Simmel’s essay on metropolitan life interprets the modern city as a psychological and social formation in which the individual must defend inner autonomy against the overwhelming intensities of urban existence. The metropolis produces a distinctive mental life because it subjects inhabitants to rapid sensory change, economic calculation, crowded anonymity, and incessant encounters with strangers. Unlike the small town, where relations are more affective, habitual, and personally embedded, the city demands a colder and more intellectual mode of response.
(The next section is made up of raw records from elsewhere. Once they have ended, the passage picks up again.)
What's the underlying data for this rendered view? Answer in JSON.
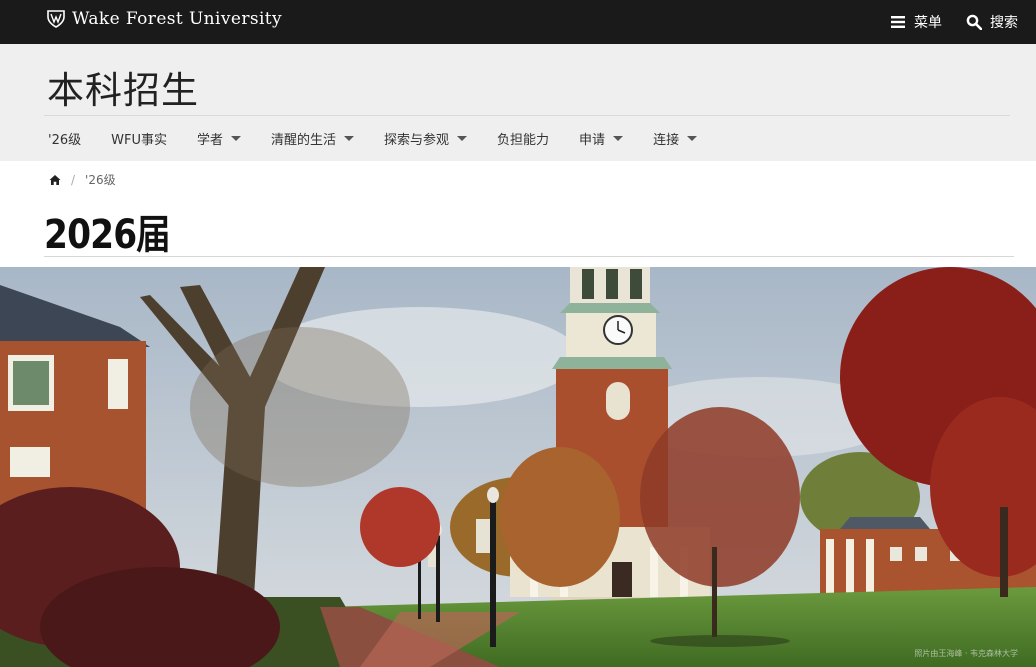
{
  "topbar": {
    "brand": "Wake Forest University",
    "menu_label": "菜单",
    "search_label": "搜索"
  },
  "header": {
    "site_title": "本科招生",
    "nav": [
      {
        "label": "'26级",
        "has_dropdown": false
      },
      {
        "label": "WFU事实",
        "has_dropdown": false
      },
      {
        "label": "学者",
        "has_dropdown": true
      },
      {
        "label": "清醒的生活",
        "has_dropdown": true
      },
      {
        "label": "探索与参观",
        "has_dropdown": true
      },
      {
        "label": "负担能力",
        "has_dropdown": false
      },
      {
        "label": "申请",
        "has_dropdown": true
      },
      {
        "label": "连接",
        "has_dropdown": true
      }
    ]
  },
  "breadcrumb": {
    "current": "'26级"
  },
  "page": {
    "title": "2026届"
  },
  "hero": {
    "credit": "照片由王海峰 · 韦克森林大学"
  },
  "colors": {
    "topbar_bg": "#1a1a1a",
    "header_bg": "#efefef",
    "text_dark": "#222222"
  }
}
This produces the famous blasé attitude: not simple stupidity or indifference, but a defensive numbness generated by excessive stimulation and by the money economy’s tendency to reduce qualitative differences to quantitative exchange. For Simmel, money does not merely organise commerce; it reshapes perception, making people, objects, and relationships appear comparable, measurable, and interchangeable. Yet this same impersonal order also enables modern individuality, because the loosened bonds of traditional community permit experimentation, specialisation, and personal differentiation. The metropolitan subject is therefore divided: liberated from intimate social control, yet exposed to abstraction, impersonality, and psychic fatigue. Simmel’s case study of the city shows that modern freedom is never pure emancipation; it is produced through the very structures that threaten to flatten the self. His conclusion remains powerful because it refuses nostalgia: the metropolis is neither simply corrupt nor progressive, but the privileged arena in which modern subjectivity becomes both most vulnerable and most inventive.